Personal information
- Born: March 2, 1997 (age 29) Kharkiv, Ukraine

Sport
- Country: Ukraine
- Sport: Speed skating

Medal record
Women's short track speed skating
Representing Mixed-NOCs
Winter Youth Olympics
| Silver medal – second place | 2012 Innsbruck | Mixed team relay |

= Mariya Dolgopolova =

Ukrainian speed skater (born 1997)

Mariya Dolgopolova (born in Kharkiv) is a Ukrainian short track speed skater. She won silver at the 2012 Winter Youth Olympics. She represented Ukraine at the 2016, 2021, and 2022 World Championships as well as in multiple European championships, the most recent being in 2023.

She began training in 2009 in Kharkiv, Ukraine. A friend invited her to try the sport. She enjoys it because of its speed and close contact.

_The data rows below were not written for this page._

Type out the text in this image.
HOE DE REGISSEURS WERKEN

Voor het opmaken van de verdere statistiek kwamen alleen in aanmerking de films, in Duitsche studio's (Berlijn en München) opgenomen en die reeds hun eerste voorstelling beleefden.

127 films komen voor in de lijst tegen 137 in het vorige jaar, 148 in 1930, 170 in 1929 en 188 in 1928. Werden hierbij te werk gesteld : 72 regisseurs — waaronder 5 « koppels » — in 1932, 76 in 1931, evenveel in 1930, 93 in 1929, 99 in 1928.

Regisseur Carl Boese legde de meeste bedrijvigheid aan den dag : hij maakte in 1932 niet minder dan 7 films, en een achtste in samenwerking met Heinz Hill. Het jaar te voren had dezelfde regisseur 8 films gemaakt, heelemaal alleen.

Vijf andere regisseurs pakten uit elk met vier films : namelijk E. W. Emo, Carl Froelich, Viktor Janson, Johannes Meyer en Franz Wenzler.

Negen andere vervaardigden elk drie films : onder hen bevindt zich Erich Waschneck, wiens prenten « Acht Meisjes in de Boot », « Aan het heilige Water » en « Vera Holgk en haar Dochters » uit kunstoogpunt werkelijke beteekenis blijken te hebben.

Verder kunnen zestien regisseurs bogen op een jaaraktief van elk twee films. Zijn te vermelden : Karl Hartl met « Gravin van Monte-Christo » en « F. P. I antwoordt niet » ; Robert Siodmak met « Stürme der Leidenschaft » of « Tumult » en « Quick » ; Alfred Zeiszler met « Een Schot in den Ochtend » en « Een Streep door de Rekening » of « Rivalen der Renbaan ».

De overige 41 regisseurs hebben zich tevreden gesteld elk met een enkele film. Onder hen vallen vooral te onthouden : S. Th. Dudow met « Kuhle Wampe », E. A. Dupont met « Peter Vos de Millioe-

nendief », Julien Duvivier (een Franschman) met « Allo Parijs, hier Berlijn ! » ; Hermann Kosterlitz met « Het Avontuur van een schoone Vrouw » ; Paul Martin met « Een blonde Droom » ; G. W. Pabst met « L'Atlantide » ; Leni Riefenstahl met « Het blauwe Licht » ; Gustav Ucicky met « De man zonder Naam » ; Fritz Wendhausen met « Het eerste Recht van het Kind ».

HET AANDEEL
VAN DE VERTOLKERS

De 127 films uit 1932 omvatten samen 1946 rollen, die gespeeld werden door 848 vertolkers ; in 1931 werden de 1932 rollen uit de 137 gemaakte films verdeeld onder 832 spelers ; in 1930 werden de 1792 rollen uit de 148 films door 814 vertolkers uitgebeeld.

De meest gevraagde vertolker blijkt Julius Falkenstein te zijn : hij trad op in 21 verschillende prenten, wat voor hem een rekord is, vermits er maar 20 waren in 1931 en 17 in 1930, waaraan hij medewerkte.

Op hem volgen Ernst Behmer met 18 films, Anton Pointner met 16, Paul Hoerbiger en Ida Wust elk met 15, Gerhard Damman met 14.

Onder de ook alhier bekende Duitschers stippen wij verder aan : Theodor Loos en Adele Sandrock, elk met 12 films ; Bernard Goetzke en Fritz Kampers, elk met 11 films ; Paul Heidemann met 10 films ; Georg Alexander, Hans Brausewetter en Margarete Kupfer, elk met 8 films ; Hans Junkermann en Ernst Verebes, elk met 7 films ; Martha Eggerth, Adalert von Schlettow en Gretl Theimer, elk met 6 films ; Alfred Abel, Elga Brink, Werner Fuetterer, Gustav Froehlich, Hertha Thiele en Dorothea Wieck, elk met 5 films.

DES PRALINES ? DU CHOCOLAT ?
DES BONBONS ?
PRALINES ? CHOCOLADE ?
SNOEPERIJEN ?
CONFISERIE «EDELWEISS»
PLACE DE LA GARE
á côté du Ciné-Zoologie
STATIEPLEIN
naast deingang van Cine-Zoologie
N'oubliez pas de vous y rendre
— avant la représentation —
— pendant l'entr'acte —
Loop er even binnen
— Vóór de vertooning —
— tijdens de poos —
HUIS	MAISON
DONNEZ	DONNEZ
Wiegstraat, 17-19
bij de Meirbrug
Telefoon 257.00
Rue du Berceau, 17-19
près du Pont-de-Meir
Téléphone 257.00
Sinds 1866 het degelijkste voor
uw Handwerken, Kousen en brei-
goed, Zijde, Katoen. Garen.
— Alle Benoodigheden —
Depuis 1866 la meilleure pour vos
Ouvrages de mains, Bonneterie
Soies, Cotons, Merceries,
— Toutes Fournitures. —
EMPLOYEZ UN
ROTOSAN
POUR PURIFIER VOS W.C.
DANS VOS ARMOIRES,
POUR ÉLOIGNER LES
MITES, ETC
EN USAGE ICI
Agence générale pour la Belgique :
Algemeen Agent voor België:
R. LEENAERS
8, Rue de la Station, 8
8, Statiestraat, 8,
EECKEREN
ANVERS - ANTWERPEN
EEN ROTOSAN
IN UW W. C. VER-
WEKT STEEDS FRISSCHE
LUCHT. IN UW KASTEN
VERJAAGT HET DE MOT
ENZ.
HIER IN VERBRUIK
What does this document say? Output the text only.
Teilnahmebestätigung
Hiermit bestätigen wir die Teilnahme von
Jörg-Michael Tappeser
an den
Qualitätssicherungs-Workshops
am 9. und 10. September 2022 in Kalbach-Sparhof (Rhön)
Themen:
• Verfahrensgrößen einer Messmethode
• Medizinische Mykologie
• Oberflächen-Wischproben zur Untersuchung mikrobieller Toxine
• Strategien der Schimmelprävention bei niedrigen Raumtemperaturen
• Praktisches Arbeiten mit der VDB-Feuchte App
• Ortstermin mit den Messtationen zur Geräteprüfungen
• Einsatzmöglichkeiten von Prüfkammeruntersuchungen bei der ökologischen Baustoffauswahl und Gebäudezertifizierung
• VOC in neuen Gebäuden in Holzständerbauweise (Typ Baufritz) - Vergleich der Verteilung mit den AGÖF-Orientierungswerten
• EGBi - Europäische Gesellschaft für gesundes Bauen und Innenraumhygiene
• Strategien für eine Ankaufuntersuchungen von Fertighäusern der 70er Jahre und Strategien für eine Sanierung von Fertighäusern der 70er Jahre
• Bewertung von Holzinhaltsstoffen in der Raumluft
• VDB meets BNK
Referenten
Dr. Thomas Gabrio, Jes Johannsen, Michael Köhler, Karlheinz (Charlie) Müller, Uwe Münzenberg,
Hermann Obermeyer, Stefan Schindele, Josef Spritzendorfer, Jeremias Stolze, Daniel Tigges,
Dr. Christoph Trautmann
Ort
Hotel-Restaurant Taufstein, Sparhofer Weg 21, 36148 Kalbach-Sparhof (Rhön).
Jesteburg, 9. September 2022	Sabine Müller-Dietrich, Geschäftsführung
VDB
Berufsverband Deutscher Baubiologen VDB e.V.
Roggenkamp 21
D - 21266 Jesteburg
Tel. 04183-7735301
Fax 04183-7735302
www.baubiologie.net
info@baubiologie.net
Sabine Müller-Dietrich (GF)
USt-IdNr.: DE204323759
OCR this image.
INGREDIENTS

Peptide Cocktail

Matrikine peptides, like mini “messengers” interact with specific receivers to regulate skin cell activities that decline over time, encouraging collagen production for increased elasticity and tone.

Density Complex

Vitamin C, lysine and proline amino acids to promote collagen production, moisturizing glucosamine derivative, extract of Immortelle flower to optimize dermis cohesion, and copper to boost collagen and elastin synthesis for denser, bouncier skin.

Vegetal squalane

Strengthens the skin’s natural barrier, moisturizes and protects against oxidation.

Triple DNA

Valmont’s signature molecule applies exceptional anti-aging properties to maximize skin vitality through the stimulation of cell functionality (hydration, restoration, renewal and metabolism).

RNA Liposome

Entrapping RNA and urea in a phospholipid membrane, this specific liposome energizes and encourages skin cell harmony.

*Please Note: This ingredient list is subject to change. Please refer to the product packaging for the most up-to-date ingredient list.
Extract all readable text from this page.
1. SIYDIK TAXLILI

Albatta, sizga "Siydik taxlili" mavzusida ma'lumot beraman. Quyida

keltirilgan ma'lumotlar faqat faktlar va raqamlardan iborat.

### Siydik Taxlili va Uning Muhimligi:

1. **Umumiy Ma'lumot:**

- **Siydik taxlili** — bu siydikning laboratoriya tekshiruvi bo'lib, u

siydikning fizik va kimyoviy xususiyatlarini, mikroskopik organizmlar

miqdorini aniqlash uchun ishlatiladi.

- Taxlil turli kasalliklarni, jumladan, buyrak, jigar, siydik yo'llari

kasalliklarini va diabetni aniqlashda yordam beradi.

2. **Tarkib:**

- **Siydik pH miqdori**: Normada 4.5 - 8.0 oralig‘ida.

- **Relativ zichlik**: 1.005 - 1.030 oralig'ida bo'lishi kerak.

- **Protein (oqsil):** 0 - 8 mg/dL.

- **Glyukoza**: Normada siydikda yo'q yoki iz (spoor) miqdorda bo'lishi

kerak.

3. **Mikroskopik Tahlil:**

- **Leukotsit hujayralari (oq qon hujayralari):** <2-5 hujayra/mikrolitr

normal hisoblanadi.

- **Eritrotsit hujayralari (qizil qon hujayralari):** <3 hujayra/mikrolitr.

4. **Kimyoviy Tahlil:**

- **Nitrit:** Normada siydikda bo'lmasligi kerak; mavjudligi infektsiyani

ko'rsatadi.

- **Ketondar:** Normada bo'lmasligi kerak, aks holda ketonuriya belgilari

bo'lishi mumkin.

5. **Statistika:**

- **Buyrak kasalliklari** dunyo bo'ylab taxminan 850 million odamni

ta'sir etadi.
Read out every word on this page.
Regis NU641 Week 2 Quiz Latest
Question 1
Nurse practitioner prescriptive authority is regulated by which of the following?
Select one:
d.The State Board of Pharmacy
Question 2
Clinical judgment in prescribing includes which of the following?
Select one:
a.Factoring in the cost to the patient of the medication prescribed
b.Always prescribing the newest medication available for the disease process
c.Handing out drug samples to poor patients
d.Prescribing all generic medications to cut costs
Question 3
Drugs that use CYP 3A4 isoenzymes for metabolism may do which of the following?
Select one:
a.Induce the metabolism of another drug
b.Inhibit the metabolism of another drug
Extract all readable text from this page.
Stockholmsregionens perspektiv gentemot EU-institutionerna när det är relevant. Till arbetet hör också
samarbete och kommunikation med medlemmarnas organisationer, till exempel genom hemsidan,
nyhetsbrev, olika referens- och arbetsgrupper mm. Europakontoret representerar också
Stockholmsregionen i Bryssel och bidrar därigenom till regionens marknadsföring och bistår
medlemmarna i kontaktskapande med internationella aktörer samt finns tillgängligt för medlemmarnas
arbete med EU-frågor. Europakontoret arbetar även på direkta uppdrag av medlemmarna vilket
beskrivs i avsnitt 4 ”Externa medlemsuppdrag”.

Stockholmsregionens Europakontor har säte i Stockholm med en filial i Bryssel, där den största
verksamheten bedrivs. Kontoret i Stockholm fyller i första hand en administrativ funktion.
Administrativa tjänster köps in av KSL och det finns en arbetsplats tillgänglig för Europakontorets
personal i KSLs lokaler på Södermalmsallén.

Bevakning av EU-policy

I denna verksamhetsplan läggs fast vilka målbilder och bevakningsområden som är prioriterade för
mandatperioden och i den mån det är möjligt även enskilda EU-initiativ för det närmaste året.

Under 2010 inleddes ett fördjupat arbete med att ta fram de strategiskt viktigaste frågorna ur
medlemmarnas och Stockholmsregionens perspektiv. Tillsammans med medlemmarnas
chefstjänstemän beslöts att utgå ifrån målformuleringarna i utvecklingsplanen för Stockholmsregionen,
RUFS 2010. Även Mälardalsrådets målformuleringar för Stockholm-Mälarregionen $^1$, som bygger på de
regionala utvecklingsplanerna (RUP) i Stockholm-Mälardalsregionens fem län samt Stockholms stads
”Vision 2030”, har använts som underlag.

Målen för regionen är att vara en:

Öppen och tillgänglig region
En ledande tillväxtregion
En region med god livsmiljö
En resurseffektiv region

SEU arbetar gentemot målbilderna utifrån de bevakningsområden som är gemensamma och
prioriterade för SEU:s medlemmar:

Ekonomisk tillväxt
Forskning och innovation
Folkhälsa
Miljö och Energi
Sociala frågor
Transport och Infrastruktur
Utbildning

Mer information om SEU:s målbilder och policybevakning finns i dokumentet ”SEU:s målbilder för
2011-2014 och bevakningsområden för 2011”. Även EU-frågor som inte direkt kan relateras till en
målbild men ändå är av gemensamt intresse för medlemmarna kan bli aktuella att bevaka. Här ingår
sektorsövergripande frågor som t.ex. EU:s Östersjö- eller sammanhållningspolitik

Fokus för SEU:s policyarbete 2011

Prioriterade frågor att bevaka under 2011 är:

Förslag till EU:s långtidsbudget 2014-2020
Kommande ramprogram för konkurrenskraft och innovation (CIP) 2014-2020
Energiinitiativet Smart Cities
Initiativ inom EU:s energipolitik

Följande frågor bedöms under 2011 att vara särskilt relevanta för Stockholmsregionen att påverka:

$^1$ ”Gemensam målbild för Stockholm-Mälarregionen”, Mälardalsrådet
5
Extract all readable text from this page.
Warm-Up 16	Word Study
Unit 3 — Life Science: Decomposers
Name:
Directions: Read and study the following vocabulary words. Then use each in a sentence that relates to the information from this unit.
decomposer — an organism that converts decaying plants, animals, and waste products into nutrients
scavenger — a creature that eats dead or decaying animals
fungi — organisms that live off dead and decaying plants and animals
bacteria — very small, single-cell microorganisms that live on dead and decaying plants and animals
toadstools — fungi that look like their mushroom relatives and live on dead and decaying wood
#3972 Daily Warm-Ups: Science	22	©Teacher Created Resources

Dolgopolova competed at the 2012 Winter Youth Olympics for Ukraine. In the event, she was 7th in 500 m event, didn't finish in 1000 m and won silver in mixed team relay. Later she also competed at the 2013 European Youth Olympic Winter Festival in Brașov and 2015 Winter Universiade in Granada.

As of 2021, she worked in Kharkiv State Academy of Physical Culture.